Elon Musk showed off a video of a Tesla robot folding a shirt, just months after both menial tasks and robotic technology were revealed.
A robot called “''tesla optimus,” is described as a “general purpose, bipedal” and “humanoid” robot that can perform “unsafe, repetitive, or tedious” tasks.
The bot made its first major public appearance in 2016. May 2023 They were then shown walking around and “learning about the real world.”
At the same time, a group of scientists and roboticists has developed a robot that can learn personal cleaning habits and techniques to properly organize living spaces and dispose of waste.
”Tidybot” includes input from engineers at Princeton University, Stanford University, and Columbia University, as well as support from Google and the Nueva School.
one of the engineers I posted about technology As early as May 2023.
It's unclear which technology was derived from the other, but it came just two months after Tesla Optimus revealed it could classify objects on its own.
”Optimus can now classify objects autonomously,” the company writes. X. “That neural network is fully trained end-to-end: video input, control output.”

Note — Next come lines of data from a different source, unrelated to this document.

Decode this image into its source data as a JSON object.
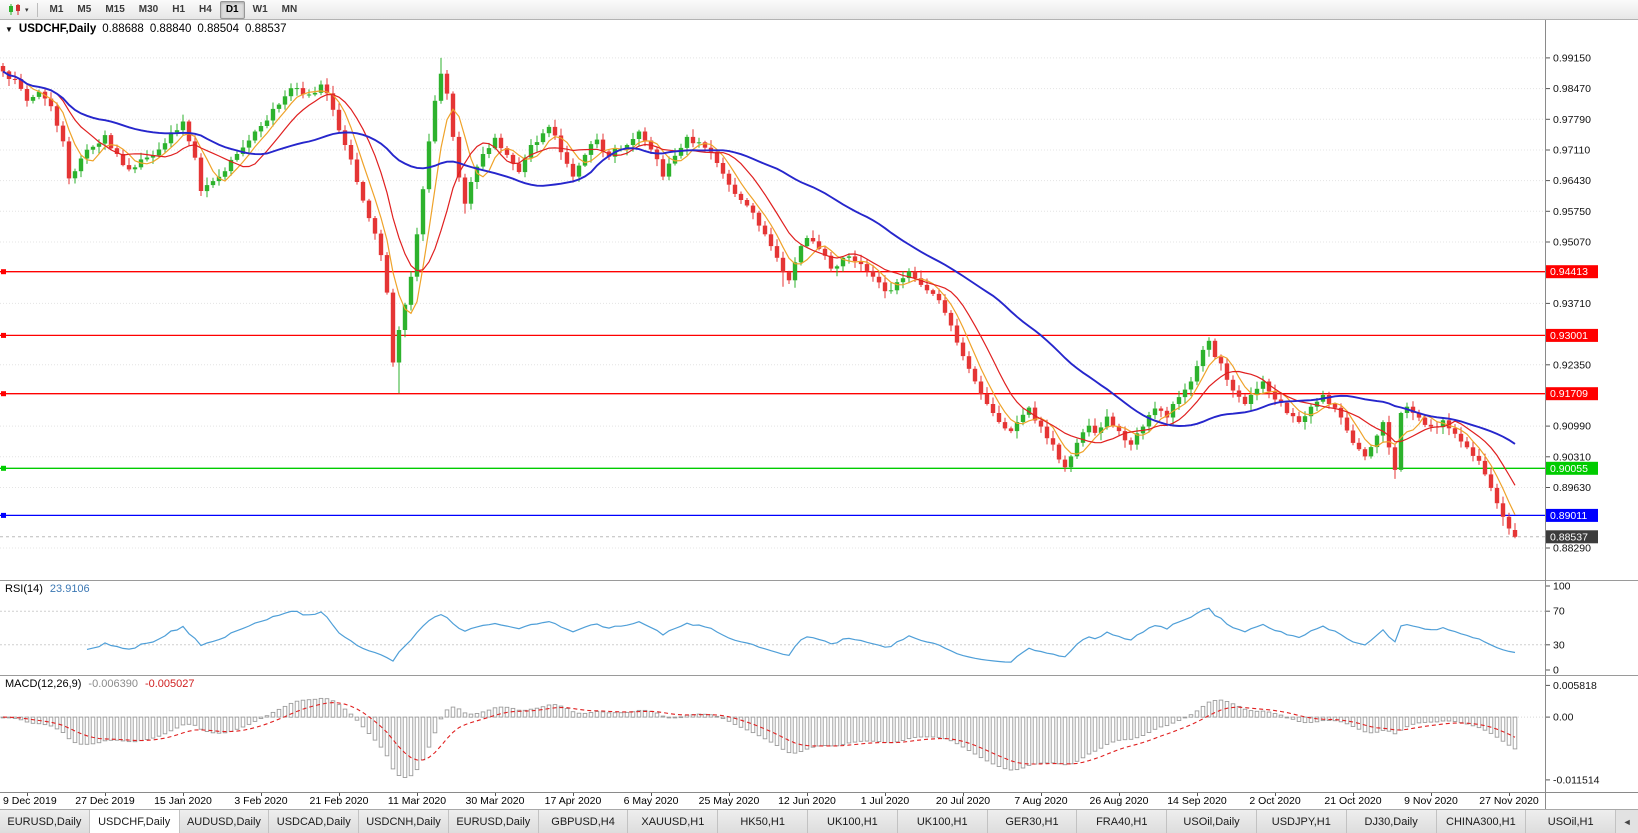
{
  "toolbar": {
    "dropdown_glyph": "▾",
    "timeframes": [
      {
        "label": "M1",
        "active": false
      },
      {
        "label": "M5",
        "active": false
      },
      {
        "label": "M15",
        "active": false
      },
      {
        "label": "M30",
        "active": false
      },
      {
        "label": "H1",
        "active": false
      },
      {
        "label": "H4",
        "active": false
      },
      {
        "label": "D1",
        "active": true
      },
      {
        "label": "W1",
        "active": false
      },
      {
        "label": "MN",
        "active": false
      }
    ]
  },
  "chart": {
    "menu_arrow": "▼",
    "symbol": "USDCHF,Daily",
    "open": "0.88688",
    "high": "0.88840",
    "low": "0.88504",
    "close": "0.88537"
  },
  "price_axis": {
    "ticks": [
      "0.99150",
      "0.98470",
      "0.97790",
      "0.97110",
      "0.96430",
      "0.95750",
      "0.95070",
      "0.93710",
      "0.92350",
      "0.90990",
      "0.90310",
      "0.89630",
      "0.88290"
    ],
    "levels": [
      {
        "label": "0.94413",
        "price": 0.94413,
        "color": "#ff0000",
        "kind": "resistance-line"
      },
      {
        "label": "0.93001",
        "price": 0.93001,
        "color": "#ff0000",
        "kind": "resistance-line"
      },
      {
        "label": "0.91709",
        "price": 0.91709,
        "color": "#ff0000",
        "kind": "resistance-line"
      },
      {
        "label": "0.90055",
        "price": 0.90055,
        "color": "#00cc00",
        "kind": "support-line"
      },
      {
        "label": "0.89011",
        "price": 0.89011,
        "color": "#0000ff",
        "kind": "support-line"
      }
    ],
    "current": {
      "label": "0.88537",
      "price": 0.88537,
      "bg": "#3c3c3c"
    }
  },
  "rsi": {
    "label": "RSI(14)",
    "value": "23.9106",
    "period": 14,
    "ticks": [
      100,
      70,
      30,
      0
    ],
    "levels": [
      70,
      30
    ]
  },
  "macd": {
    "label": "MACD(12,26,9)",
    "value_main": "-0.006390",
    "value_signal": "-0.005027",
    "ticks": [
      "0.005818",
      "0.00",
      "-0.011514"
    ]
  },
  "date_axis": {
    "labels": [
      "9 Dec 2019",
      "27 Dec 2019",
      "15 Jan 2020",
      "3 Feb 2020",
      "21 Feb 2020",
      "11 Mar 2020",
      "30 Mar 2020",
      "17 Apr 2020",
      "6 May 2020",
      "25 May 2020",
      "12 Jun 2020",
      "1 Jul 2020",
      "20 Jul 2020",
      "7 Aug 2020",
      "26 Aug 2020",
      "14 Sep 2020",
      "2 Oct 2020",
      "21 Oct 2020",
      "9 Nov 2020",
      "27 Nov 2020"
    ]
  },
  "tabs": {
    "nav_glyph": "◄",
    "items": [
      {
        "label": "EURUSD,Daily",
        "active": false
      },
      {
        "label": "USDCHF,Daily",
        "active": true
      },
      {
        "label": "AUDUSD,Daily",
        "active": false
      },
      {
        "label": "USDCAD,Daily",
        "active": false
      },
      {
        "label": "USDCNH,Daily",
        "active": false
      },
      {
        "label": "EURUSD,Daily",
        "active": false
      },
      {
        "label": "GBPUSD,H4",
        "active": false
      },
      {
        "label": "XAUUSD,H1",
        "active": false
      },
      {
        "label": "HK50,H1",
        "active": false
      },
      {
        "label": "UK100,H1",
        "active": false
      },
      {
        "label": "UK100,H1",
        "active": false
      },
      {
        "label": "GER30,H1",
        "active": false
      },
      {
        "label": "FRA40,H1",
        "active": false
      },
      {
        "label": "USOil,Daily",
        "active": false
      },
      {
        "label": "USDJPY,H1",
        "active": false
      },
      {
        "label": "DJ30,Daily",
        "active": false
      },
      {
        "label": "CHINA300,H1",
        "active": false
      },
      {
        "label": "USOil,H1",
        "active": false
      }
    ]
  },
  "colors": {
    "up": "#2db22d",
    "down": "#e53535",
    "ma_fast": "#efa32a",
    "ma_mid": "#e02020",
    "ma_slow": "#2626cc",
    "rsi_line": "#4f9fd8",
    "macd_hist": "#9b9b9b",
    "macd_signal": "#e02020",
    "grid": "#e4e4e4"
  },
  "chart_data": {
    "type": "candlestick",
    "symbol": "USDCHF",
    "timeframe": "Daily",
    "bars_total": 253,
    "y_min": 0.8758,
    "y_max": 0.9999,
    "y_ticks": [
      0.9915,
      0.9847,
      0.9779,
      0.9711,
      0.9643,
      0.9575,
      0.9507,
      0.9371,
      0.9235,
      0.9099,
      0.9031,
      0.8963,
      0.8829
    ],
    "x_labels": [
      "9 Dec 2019",
      "27 Dec 2019",
      "15 Jan 2020",
      "3 Feb 2020",
      "21 Feb 2020",
      "11 Mar 2020",
      "30 Mar 2020",
      "17 Apr 2020",
      "6 May 2020",
      "25 May 2020",
      "12 Jun 2020",
      "1 Jul 2020",
      "20 Jul 2020",
      "7 Aug 2020",
      "26 Aug 2020",
      "14 Sep 2020",
      "2 Oct 2020",
      "21 Oct 2020",
      "9 Nov 2020",
      "27 Nov 2020"
    ],
    "last_bar": {
      "open": 0.88688,
      "high": 0.8884,
      "low": 0.88504,
      "close": 0.88537
    },
    "horizontal_levels": [
      0.94413,
      0.93001,
      0.91709,
      0.90055,
      0.89011
    ],
    "moving_averages": [
      {
        "period": 5,
        "color_key": "ma_fast"
      },
      {
        "period": 10,
        "color_key": "ma_mid"
      },
      {
        "period": 34,
        "color_key": "ma_slow"
      }
    ],
    "indicators": {
      "rsi": {
        "period": 14,
        "last_value": 23.9106
      },
      "macd": {
        "fast": 12,
        "slow": 26,
        "signal": 9,
        "last_main": -0.00639,
        "last_signal": -0.005027
      }
    },
    "price_anchors": [
      [
        0,
        0.9885
      ],
      [
        2,
        0.9868
      ],
      [
        4,
        0.982
      ],
      [
        6,
        0.984
      ],
      [
        8,
        0.9808
      ],
      [
        10,
        0.973
      ],
      [
        11,
        0.9648
      ],
      [
        13,
        0.9692
      ],
      [
        15,
        0.9718
      ],
      [
        17,
        0.9744
      ],
      [
        19,
        0.9702
      ],
      [
        21,
        0.9668
      ],
      [
        23,
        0.969
      ],
      [
        26,
        0.9712
      ],
      [
        28,
        0.975
      ],
      [
        30,
        0.9774
      ],
      [
        32,
        0.9694
      ],
      [
        33,
        0.962
      ],
      [
        35,
        0.9642
      ],
      [
        37,
        0.9664
      ],
      [
        39,
        0.9702
      ],
      [
        41,
        0.9732
      ],
      [
        43,
        0.9764
      ],
      [
        45,
        0.9802
      ],
      [
        47,
        0.983
      ],
      [
        49,
        0.9848
      ],
      [
        51,
        0.9834
      ],
      [
        53,
        0.9856
      ],
      [
        55,
        0.98
      ],
      [
        57,
        0.9722
      ],
      [
        59,
        0.964
      ],
      [
        61,
        0.956
      ],
      [
        63,
        0.9478
      ],
      [
        64,
        0.9395
      ],
      [
        65,
        0.924
      ],
      [
        66,
        0.9312
      ],
      [
        67,
        0.9368
      ],
      [
        68,
        0.943
      ],
      [
        69,
        0.9524
      ],
      [
        70,
        0.9624
      ],
      [
        71,
        0.973
      ],
      [
        72,
        0.982
      ],
      [
        73,
        0.988
      ],
      [
        74,
        0.9836
      ],
      [
        75,
        0.974
      ],
      [
        76,
        0.965
      ],
      [
        77,
        0.9592
      ],
      [
        78,
        0.964
      ],
      [
        80,
        0.9702
      ],
      [
        82,
        0.9738
      ],
      [
        84,
        0.97
      ],
      [
        86,
        0.9662
      ],
      [
        88,
        0.9722
      ],
      [
        90,
        0.9748
      ],
      [
        91,
        0.9762
      ],
      [
        93,
        0.9706
      ],
      [
        95,
        0.9652
      ],
      [
        97,
        0.97
      ],
      [
        99,
        0.9734
      ],
      [
        101,
        0.9696
      ],
      [
        103,
        0.9714
      ],
      [
        104,
        0.9722
      ],
      [
        106,
        0.9752
      ],
      [
        108,
        0.9712
      ],
      [
        110,
        0.9652
      ],
      [
        112,
        0.9698
      ],
      [
        114,
        0.974
      ],
      [
        116,
        0.9728
      ],
      [
        117,
        0.9716
      ],
      [
        119,
        0.9682
      ],
      [
        121,
        0.9634
      ],
      [
        123,
        0.96
      ],
      [
        125,
        0.9572
      ],
      [
        127,
        0.9524
      ],
      [
        129,
        0.9472
      ],
      [
        130,
        0.944
      ],
      [
        131,
        0.9422
      ],
      [
        132,
        0.9462
      ],
      [
        134,
        0.9516
      ],
      [
        136,
        0.9492
      ],
      [
        138,
        0.9448
      ],
      [
        140,
        0.9472
      ],
      [
        143,
        0.9458
      ],
      [
        145,
        0.943
      ],
      [
        147,
        0.9398
      ],
      [
        149,
        0.9418
      ],
      [
        151,
        0.9442
      ],
      [
        153,
        0.9412
      ],
      [
        155,
        0.9392
      ],
      [
        156,
        0.9378
      ],
      [
        157,
        0.935
      ],
      [
        158,
        0.9322
      ],
      [
        159,
        0.9284
      ],
      [
        160,
        0.9254
      ],
      [
        161,
        0.9226
      ],
      [
        162,
        0.9198
      ],
      [
        163,
        0.917
      ],
      [
        164,
        0.9148
      ],
      [
        165,
        0.9128
      ],
      [
        166,
        0.9108
      ],
      [
        167,
        0.9094
      ],
      [
        168,
        0.9088
      ],
      [
        169,
        0.9108
      ],
      [
        171,
        0.914
      ],
      [
        173,
        0.9098
      ],
      [
        175,
        0.9058
      ],
      [
        177,
        0.9008
      ],
      [
        178,
        0.9032
      ],
      [
        179,
        0.9062
      ],
      [
        181,
        0.91
      ],
      [
        182,
        0.9084
      ],
      [
        184,
        0.912
      ],
      [
        186,
        0.9088
      ],
      [
        188,
        0.9058
      ],
      [
        190,
        0.9098
      ],
      [
        192,
        0.9138
      ],
      [
        194,
        0.9118
      ],
      [
        195,
        0.9148
      ],
      [
        197,
        0.918
      ],
      [
        199,
        0.9232
      ],
      [
        200,
        0.9268
      ],
      [
        201,
        0.9288
      ],
      [
        202,
        0.9252
      ],
      [
        203,
        0.9238
      ],
      [
        205,
        0.9178
      ],
      [
        207,
        0.9148
      ],
      [
        208,
        0.9168
      ],
      [
        210,
        0.9198
      ],
      [
        212,
        0.9158
      ],
      [
        214,
        0.9128
      ],
      [
        216,
        0.9108
      ],
      [
        218,
        0.9142
      ],
      [
        220,
        0.9168
      ],
      [
        221,
        0.9148
      ],
      [
        223,
        0.9118
      ],
      [
        225,
        0.9062
      ],
      [
        227,
        0.9032
      ],
      [
        229,
        0.9078
      ],
      [
        230,
        0.9108
      ],
      [
        231,
        0.9052
      ],
      [
        232,
        0.9002
      ],
      [
        233,
        0.9128
      ],
      [
        234,
        0.9142
      ],
      [
        236,
        0.9118
      ],
      [
        238,
        0.9098
      ],
      [
        240,
        0.9112
      ],
      [
        242,
        0.9082
      ],
      [
        244,
        0.9052
      ],
      [
        246,
        0.9022
      ],
      [
        247,
        0.8992
      ],
      [
        248,
        0.8962
      ],
      [
        249,
        0.8928
      ],
      [
        250,
        0.8898
      ],
      [
        251,
        0.8872
      ],
      [
        252,
        0.88537
      ]
    ],
    "wick_overrides": {
      "11": {
        "low": 0.9635
      },
      "53": {
        "high": 0.9865
      },
      "66": {
        "low": 0.9172
      },
      "73": {
        "high": 0.9915
      },
      "77": {
        "low": 0.957
      },
      "130": {
        "low": 0.9408
      },
      "177": {
        "low": 0.8998
      },
      "201": {
        "high": 0.9296
      },
      "232": {
        "low": 0.8982
      },
      "250": {
        "low": 0.8878
      }
    }
  }
}
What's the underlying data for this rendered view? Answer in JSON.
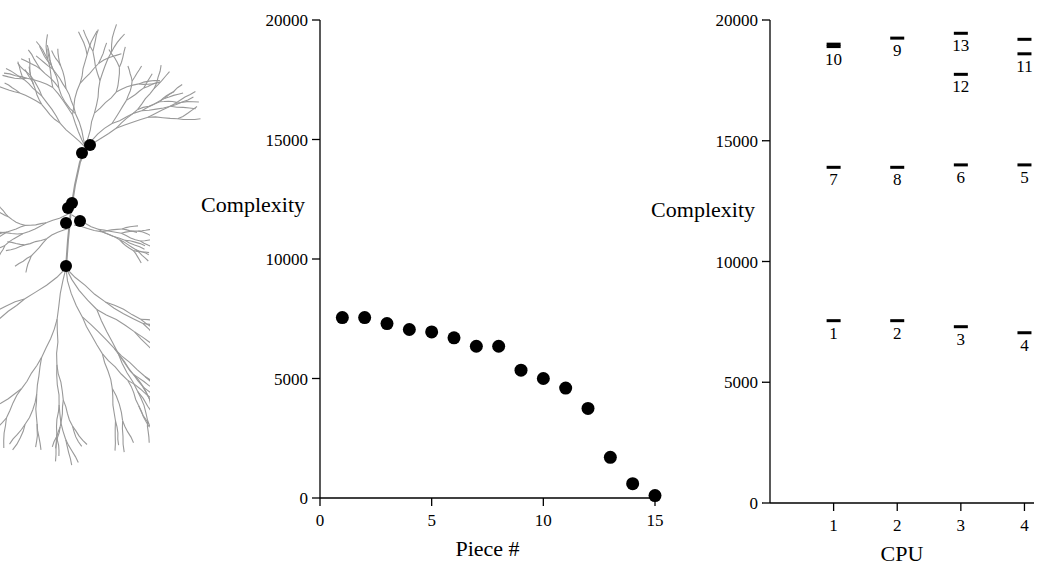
{
  "chart_data": [
    {
      "type": "scatter",
      "x_label": "Piece #",
      "y_label": "Complexity",
      "x": [
        1,
        2,
        3,
        4,
        5,
        6,
        7,
        8,
        9,
        10,
        11,
        12,
        13,
        14,
        15
      ],
      "values": [
        7550,
        7550,
        7300,
        7050,
        6950,
        6700,
        6350,
        6350,
        5350,
        5000,
        4600,
        3750,
        1700,
        600,
        100
      ],
      "xlim": [
        0,
        15
      ],
      "xticks": [
        0,
        5,
        10,
        15
      ],
      "ylim": [
        0,
        20000
      ],
      "yticks": [
        0,
        5000,
        10000,
        15000,
        20000
      ],
      "color": "#000000",
      "marker": "circle"
    },
    {
      "type": "bar",
      "stacked": true,
      "marker": "dash",
      "x_label": "CPU",
      "y_label": "Complexity",
      "xlim": [
        0,
        4.15
      ],
      "xticks": [
        1,
        2,
        3,
        4
      ],
      "ylim": [
        0,
        20000
      ],
      "yticks": [
        0,
        5000,
        10000,
        15000,
        20000
      ],
      "color": "#000000",
      "stacks": [
        {
          "x": 1,
          "values": [
            7550,
            6350,
            5000,
            100
          ],
          "labels": [
            "1",
            "7",
            "10",
            null
          ]
        },
        {
          "x": 2,
          "values": [
            7550,
            6350,
            5350
          ],
          "labels": [
            "2",
            "8",
            "9"
          ]
        },
        {
          "x": 3,
          "values": [
            7300,
            6700,
            3750,
            1700
          ],
          "labels": [
            "3",
            "6",
            "12",
            "13"
          ]
        },
        {
          "x": 4,
          "values": [
            7050,
            6950,
            4600,
            600
          ],
          "labels": [
            "4",
            "5",
            "11",
            null
          ]
        }
      ]
    }
  ]
}
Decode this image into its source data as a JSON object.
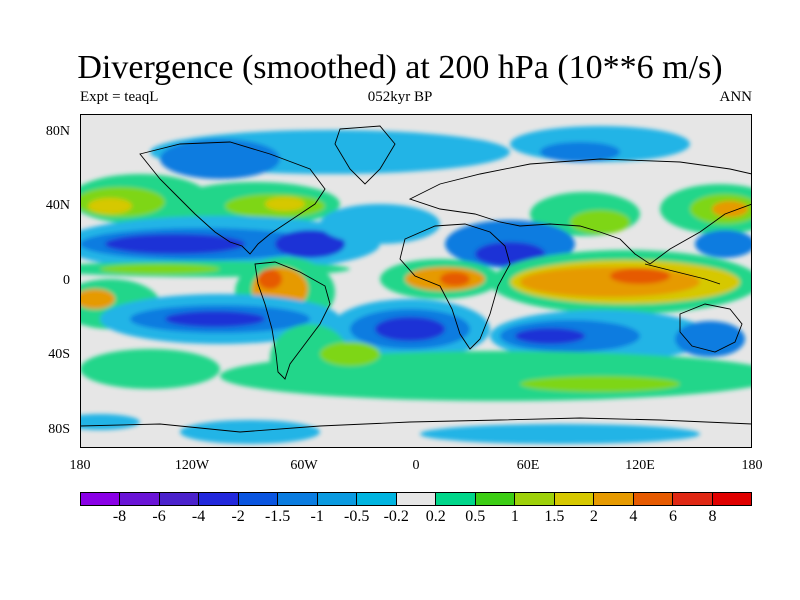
{
  "title": "Divergence (smoothed) at 200 hPa (10**6 m/s)",
  "subtitle_left": "Expt = teaqL",
  "subtitle_center": "052kyr BP",
  "subtitle_right": "ANN",
  "lat_ticks": [
    "80N",
    "40N",
    "0",
    "40S",
    "80S"
  ],
  "lon_ticks": [
    "180",
    "120W",
    "60W",
    "0",
    "60E",
    "120E",
    "180"
  ],
  "colorbar": {
    "labels": [
      "-8",
      "-6",
      "-4",
      "-2",
      "-1.5",
      "-1",
      "-0.5",
      "-0.2",
      "0.2",
      "0.5",
      "1",
      "1.5",
      "2",
      "4",
      "6",
      "8"
    ],
    "colors": [
      "#8a00e6",
      "#6a14d6",
      "#4b22cc",
      "#2228dc",
      "#0a55e0",
      "#0a7ce0",
      "#0a9ae0",
      "#00b4e0",
      "#e6e6e6",
      "#00d68a",
      "#3ccd14",
      "#9ed10a",
      "#d6c800",
      "#e69a00",
      "#e65a00",
      "#e02814",
      "#e00000"
    ]
  },
  "map_colors": {
    "ocean_neutral": "#e6e6e6",
    "neg_weak": "#22b4e6",
    "neg_mid": "#0a7ce0",
    "neg_strong": "#1e32d6",
    "pos_weak": "#22d68a",
    "pos_mid": "#7ed614",
    "pos_strong": "#d6c800",
    "pos_high": "#e69a00",
    "pos_peak": "#e65a00"
  }
}
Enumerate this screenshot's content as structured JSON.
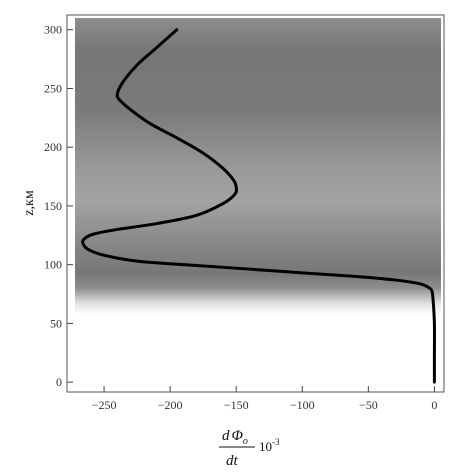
{
  "chart_data": {
    "type": "line",
    "title": "",
    "ylabel": "z,км",
    "xlabel": {
      "numerator_d": "d",
      "numerator_phi": "Φ",
      "numerator_sub": "o",
      "denominator": "dt",
      "scale_base": "10",
      "scale_exp": "-3"
    },
    "xlim": [
      -272,
      5
    ],
    "ylim": [
      -5,
      310
    ],
    "x_ticks": [
      -250,
      -200,
      -150,
      -100,
      -50,
      0
    ],
    "x_tick_labels": [
      "−250",
      "−200",
      "−150",
      "−100",
      "−50",
      "0"
    ],
    "y_ticks": [
      0,
      50,
      100,
      150,
      200,
      250,
      300
    ],
    "y_tick_labels": [
      "0",
      "50",
      "100",
      "150",
      "200",
      "250",
      "300"
    ],
    "grid": false,
    "background_shading": "grayscale band, white below ~85 km, gray above",
    "series": [
      {
        "color": "#000000",
        "x": [
          0,
          0,
          0,
          -1,
          -2,
          -5,
          -12,
          -30,
          -60,
          -100,
          -150,
          -190,
          -225,
          -250,
          -262,
          -266,
          -265,
          -258,
          -240,
          -210,
          -180,
          -160,
          -151,
          -150,
          -152,
          -160,
          -175,
          -195,
          -215,
          -230,
          -238,
          -240,
          -236,
          -225,
          -212,
          -200,
          -195
        ],
        "y": [
          0,
          20,
          50,
          70,
          78,
          81,
          84,
          87,
          90,
          93,
          97,
          100,
          103,
          108,
          113,
          118,
          122,
          126,
          130,
          135,
          142,
          152,
          160,
          166,
          172,
          182,
          195,
          208,
          220,
          232,
          240,
          245,
          255,
          270,
          283,
          295,
          300
        ]
      }
    ]
  }
}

By the second week of 2024, Musk released a video showing the same robot carefully removing a T-shirt from a laundry basket before gently folding it on a table.
“Optimus folds his shirt” Mr. Musk I have written.
The robot is seen carefully arranging the shirts on a table before starting its work, but it appears to be too strong for the complex task.
When Tidybot was released, engineers revealed how their robot could properly organize household items.
The robot worked by having the user enter (in text) a small sample of preferences that told the robot where to place the item.For example, “The yellow shirt goes in the drawer, the dark purple shirt goes in the closet.” abstract explained.
This allowed the robot to summarize a “large language model” and generalize the information to apply to other items it might encounter. So, in general, it can be summarized as “light-colored clothes go in the drawer, dark-colored clothes go in the closet.''
The robot was able to identify objects and containers through its image database. I mean, I was aware of what shirts and recycling bins looked like. “The robot then performs the cleaning task by repeatedly picking up the object, identifying it, and moving it to the desired container,” the document states.
The engineering team said this approach achieved an accuracy rating of 91.2% for invisible objects in the scenario. In real-world applications, the robot reportedly cleared 85% of objects accurately.